The southern tribes, and those that have held a constant intercourse with the French or English, cannot have preserved their manners or their customs in their original purity. They could not avoid acquiring the vices with the language of those they conversed with; and the frequent intoxications they experienced through the baneful juices introduced among them by the Europeans, have completed a total alteration in their characters.
In such as these, a confused medley of principles or usages are only to be observed; their real and unpolluted customs could be seen among those nations alone that have held but little communications with the provinces. These I found in the north-west parts, and therefore flatter myself that I am able to give a more just account of the customs and manners of the Indians, in their ancient purity, than any that has been hitherto published. I have made observations on thirty nations, and though most of these have differed in their languages, there has appeared a great similarity in their manners, and from these have I endeavoured to extract the following remarks.
As I do not propose to give a regular and connected system of Indian concerns, but only to relate such particulars of their manners, customs, &c. as I thought most worthy of notice, and which interfere as little as possible with the accounts given by other writers, I must beg my Readers to excuse their not being arranged systematically, or treated of in a more copious manner.

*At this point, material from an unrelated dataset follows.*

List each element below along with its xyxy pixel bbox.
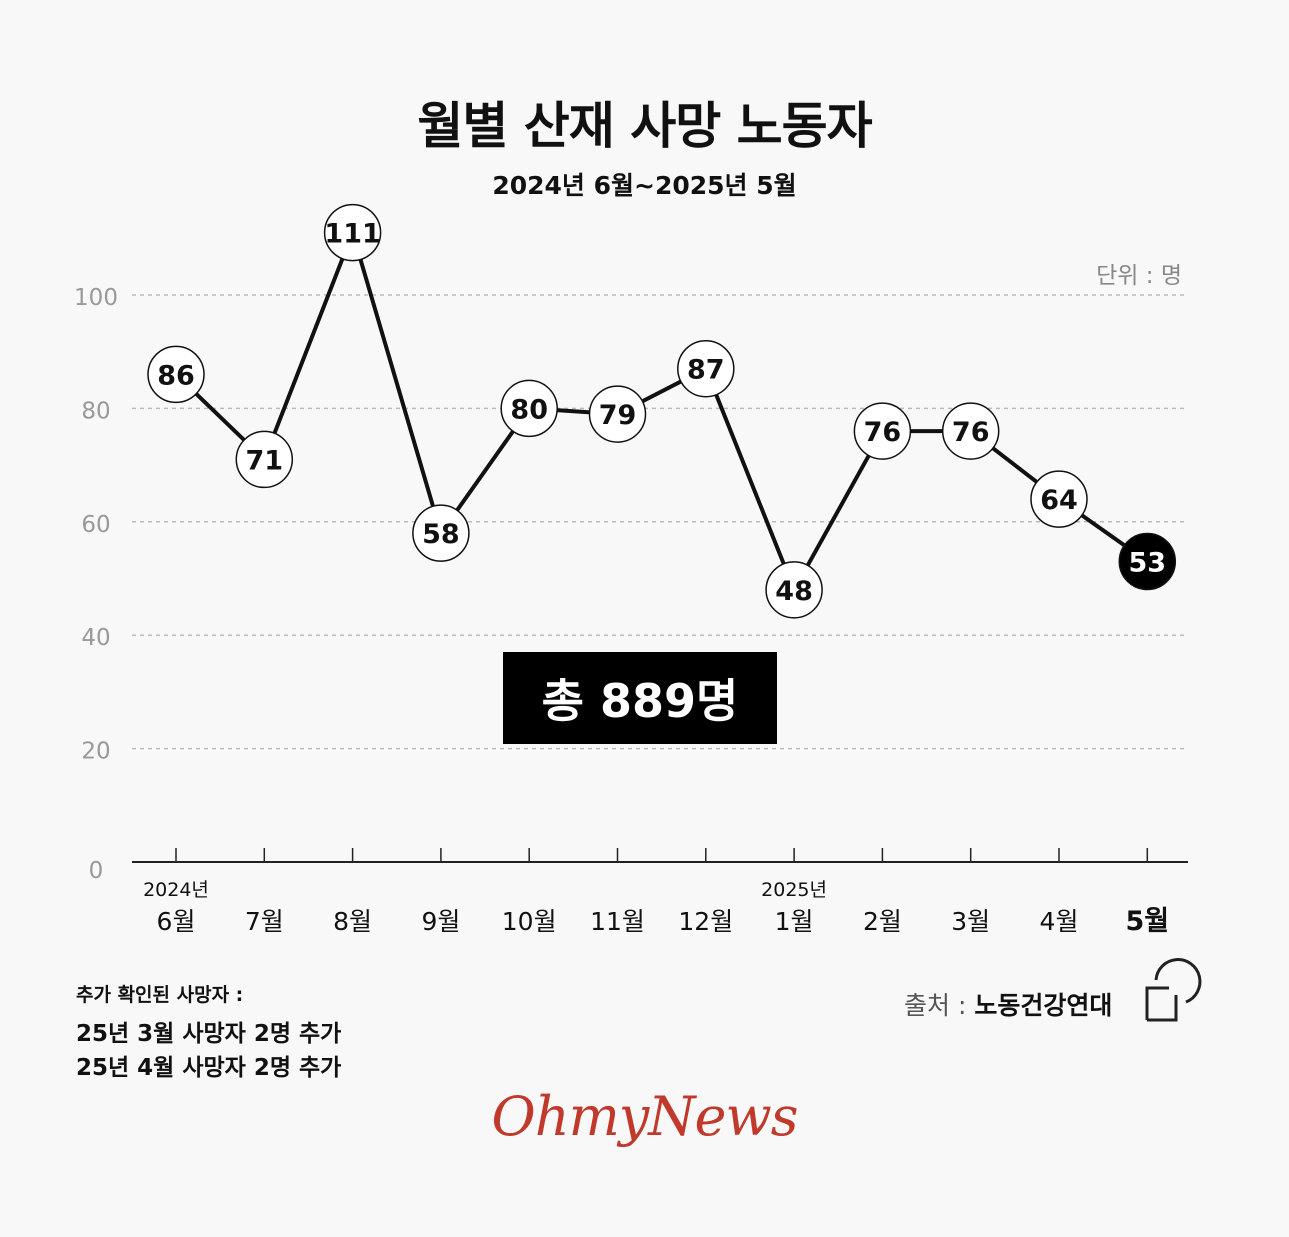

The Indian nations do not appear to me to differ so widely in their make, colour, or constitution from each other, as represented by some writers. They are in general slight made, rather tall and strait, and you seldom see any among them deformed; their skin is of a reddish or copper colour; their eyes are large and black, and their hair of the same hue, but very rarely is it curled; they have good teeth, and their breath is as sweet as the air they draw in; their cheekbones rather raised, but more so in the women than the men; the former are not quite so tall as the European women, however you frequently meet with good faces and agreeable persons among them, although they are more inclined to be fat than the other sex.
I shall not enter into a particular enquiry whether the Indians are indebted to nature, art, or the temperature of the climate for the colour of their skin, nor shall I quote any of the contradictory accounts I have read on this subject; I shall only say, that it appears to me to be the tincture they received originally from the hands of their Creator; but at what period the variation which is at present visible both in the complexion and features of many nations took place, at what time the European whiteness, the jetty hue of the African, or the copper cast of the American were given them; which was the original colour of the first inhabitants of the earth, or which might be esteemed the most perfect, I will not pretend to determine.
Many writers have asserted, that the Indians, even at the maturest period of their existence, are only furnished with hair on their heads; and that notwithstanding the profusion with which that part is covered, those parts which among the inhabitants of other climates are usually the seat of this excrescence, remain entirely free from it. Even Doctor Robertson, through their misrepresentations, has contributed to propagate the error; and supposing the remark justly founded, has drawn several conclusions from it relative to the habit and temperature of their bodies, which are consequently invalid. But from minute enquiries, and a curious inspection, I am able to declare (however respectable I may hold the authority of these historians in other points) that their assertions are erroneous, and proceeding from the want of a thorough knowledge of the customs of the Indians.
After the age of puberty, their bodies, in their natural state, are covered in the same manner as those of the Europeans. The men, indeed, esteem a beard very unbecoming, and take great pains to get rid of it, nor is there any ever to be perceived on their faces, except when they grow old, and become inattentive to their appearance. Every crinous efflorescence on the other parts of the body is held unseemly by them, and both sexes employ much time in their extirpation.
The Naudowessies, and the remote nations, pluck them out with bent pieces of hard wood, formed into a kind of nippers; whilst those who have communication with Europeans procure from them wire, which they twist into a screw or worm; applying this to the part, they press the rings together, and with a sudden twitch draw out all the hairs that are inclosed between them.
The men of every nation differ in their dress very little from each other, except those who trade with the Europeans; these exchange their furs for blankets, shirts, and other apparel, which they wear as much for ornament as necessity. The latter fasten by a girdle around their waists about half a yard of broadcloth, which covers the middle parts of their bodies. Those who wear shirts never make them fast either at the wrist or collar; this would be a most insufferable confinement to them. They throw their blanket loose upon their shoulders, and holding the upper side of it by the two corners, with a knife in one hand, and a tobacco-pouch, pipe, &c. in the other, thus accoutred they walk about in their villages or camps: but in their dances they seldom wear this covering.
Those among the men who wish to appear gayer than the rest, pluck from their heads all the hair except from a spot on the top of it, about the size of a crown-piece, where it is permitted to grow to a considerable length: on this are fastened plumes of feathers of various colours with silver or ivory quills. The manner of cutting and ornamenting this part of the head distinguishes different nations from each other.